Directors Face Obstacles in Filming Footage for Buddhist Documentary "Angry Monk"

January 23, 2006

Source: The Salt Lake Tribune

http://www.sltrib.com/utah/ci_3428894

On January 23, 2006 The Salt Lake Tribune reported, "Almost every documentary filmmaker shares the travails of raising money and finding distribution for their movies. Those hurdles are nothing, though, compared with the lengths to which two Swiss directors went to make their respective films premiering at the Sundance Film Festival this year.
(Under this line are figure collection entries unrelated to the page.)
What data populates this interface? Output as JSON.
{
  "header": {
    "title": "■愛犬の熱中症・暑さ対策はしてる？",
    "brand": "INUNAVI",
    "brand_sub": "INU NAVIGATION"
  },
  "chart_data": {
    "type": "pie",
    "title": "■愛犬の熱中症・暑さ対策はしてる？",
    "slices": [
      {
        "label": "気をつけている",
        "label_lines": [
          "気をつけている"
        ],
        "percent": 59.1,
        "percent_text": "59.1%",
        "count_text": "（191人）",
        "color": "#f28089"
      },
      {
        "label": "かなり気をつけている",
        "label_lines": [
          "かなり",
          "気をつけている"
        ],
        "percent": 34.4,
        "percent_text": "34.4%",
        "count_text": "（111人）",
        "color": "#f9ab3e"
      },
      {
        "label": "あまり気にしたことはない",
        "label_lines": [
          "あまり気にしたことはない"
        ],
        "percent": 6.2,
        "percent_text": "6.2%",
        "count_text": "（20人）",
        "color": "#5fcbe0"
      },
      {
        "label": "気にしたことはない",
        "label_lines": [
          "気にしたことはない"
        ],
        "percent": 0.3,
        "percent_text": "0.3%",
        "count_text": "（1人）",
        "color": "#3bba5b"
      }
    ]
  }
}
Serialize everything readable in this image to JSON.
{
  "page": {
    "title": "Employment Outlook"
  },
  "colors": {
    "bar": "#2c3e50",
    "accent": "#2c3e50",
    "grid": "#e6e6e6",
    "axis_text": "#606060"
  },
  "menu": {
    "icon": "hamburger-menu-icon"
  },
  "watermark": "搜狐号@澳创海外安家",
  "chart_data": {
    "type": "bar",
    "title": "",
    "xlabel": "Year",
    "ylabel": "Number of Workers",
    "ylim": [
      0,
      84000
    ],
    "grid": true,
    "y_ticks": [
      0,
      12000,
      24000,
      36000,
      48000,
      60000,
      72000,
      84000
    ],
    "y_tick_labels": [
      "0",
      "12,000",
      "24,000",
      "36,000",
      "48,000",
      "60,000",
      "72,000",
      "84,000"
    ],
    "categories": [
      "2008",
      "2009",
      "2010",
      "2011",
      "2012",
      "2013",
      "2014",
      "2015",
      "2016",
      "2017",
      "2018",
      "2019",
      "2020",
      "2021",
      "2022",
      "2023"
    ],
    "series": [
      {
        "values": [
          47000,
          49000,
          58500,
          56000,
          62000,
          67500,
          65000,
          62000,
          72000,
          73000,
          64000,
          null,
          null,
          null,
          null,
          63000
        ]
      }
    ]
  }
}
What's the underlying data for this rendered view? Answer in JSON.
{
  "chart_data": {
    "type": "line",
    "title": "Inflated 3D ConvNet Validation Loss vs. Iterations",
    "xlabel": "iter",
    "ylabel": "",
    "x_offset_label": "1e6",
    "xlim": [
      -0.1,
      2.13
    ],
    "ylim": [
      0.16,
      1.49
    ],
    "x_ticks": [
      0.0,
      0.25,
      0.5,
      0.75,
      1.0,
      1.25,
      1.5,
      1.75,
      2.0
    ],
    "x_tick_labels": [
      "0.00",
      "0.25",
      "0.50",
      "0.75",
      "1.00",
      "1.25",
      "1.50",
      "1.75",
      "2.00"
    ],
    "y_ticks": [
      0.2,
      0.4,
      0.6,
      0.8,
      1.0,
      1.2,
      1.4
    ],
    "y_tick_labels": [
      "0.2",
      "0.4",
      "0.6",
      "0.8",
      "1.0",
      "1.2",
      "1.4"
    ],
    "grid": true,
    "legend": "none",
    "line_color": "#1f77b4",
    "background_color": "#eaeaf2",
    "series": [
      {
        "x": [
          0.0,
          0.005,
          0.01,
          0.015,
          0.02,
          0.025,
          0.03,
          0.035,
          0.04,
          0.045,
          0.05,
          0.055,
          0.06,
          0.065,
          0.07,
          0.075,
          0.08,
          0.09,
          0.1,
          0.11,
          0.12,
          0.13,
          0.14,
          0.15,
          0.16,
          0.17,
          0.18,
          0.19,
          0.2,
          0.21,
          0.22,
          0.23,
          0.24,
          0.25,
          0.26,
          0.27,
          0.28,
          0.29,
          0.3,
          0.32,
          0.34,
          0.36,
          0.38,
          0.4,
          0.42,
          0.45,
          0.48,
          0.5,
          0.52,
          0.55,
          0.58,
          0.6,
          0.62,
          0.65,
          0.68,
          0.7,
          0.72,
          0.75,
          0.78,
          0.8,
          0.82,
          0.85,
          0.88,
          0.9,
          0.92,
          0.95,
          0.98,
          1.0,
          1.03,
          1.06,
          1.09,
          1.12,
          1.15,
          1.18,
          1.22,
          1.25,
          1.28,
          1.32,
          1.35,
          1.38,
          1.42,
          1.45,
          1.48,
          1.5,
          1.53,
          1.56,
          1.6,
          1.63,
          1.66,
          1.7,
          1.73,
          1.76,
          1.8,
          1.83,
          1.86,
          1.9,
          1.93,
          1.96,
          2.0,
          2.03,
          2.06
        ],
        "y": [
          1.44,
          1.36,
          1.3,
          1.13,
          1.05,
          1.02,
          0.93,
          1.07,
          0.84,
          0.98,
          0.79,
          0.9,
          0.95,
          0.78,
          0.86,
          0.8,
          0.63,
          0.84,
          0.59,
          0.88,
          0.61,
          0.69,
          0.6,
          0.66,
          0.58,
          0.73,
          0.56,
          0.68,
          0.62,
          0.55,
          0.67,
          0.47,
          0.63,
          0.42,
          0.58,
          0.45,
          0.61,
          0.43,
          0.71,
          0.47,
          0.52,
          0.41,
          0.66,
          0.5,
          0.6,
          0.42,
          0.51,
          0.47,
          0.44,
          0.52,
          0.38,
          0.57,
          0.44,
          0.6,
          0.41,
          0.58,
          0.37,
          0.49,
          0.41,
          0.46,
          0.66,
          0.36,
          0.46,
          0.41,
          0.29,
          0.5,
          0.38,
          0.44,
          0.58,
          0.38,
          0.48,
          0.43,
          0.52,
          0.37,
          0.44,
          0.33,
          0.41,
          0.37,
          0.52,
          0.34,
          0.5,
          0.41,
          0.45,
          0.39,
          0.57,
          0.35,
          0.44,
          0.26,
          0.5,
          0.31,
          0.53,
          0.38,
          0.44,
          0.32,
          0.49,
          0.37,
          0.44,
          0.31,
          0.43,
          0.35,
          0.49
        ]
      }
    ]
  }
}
Christian Frei, director of 'The Giant Buddhas,' and Luc Schaedler, director of 'Angry Monk - Reflections on Tibet,' had to deal with tribal Afghan 'warlords,' tight-lipped Chinese government officials and arrests to get their respective films finished... Frei's film uses the Taliban's destruction of the giant Buddha statues in the Bamiyan valley of Afghanistan as a jumping-off point for an intriguing treatise on the significance of the statues to the Buddhist religion and to look at other giant Buddhas built along the Silk Road trading from China to India... Schaedler's film tells the story of Gendun Choephel, a rebellious Tibetan Buddhist monk in the early 1900s who questioned his country's conservative religious climate and insular political attitudes. He traveled through Tibet, Sri Lanka and India in an effort to better understand the history of his homeland, becoming a threat to both Tibet's religious elite and the conquering Chinese government in the process."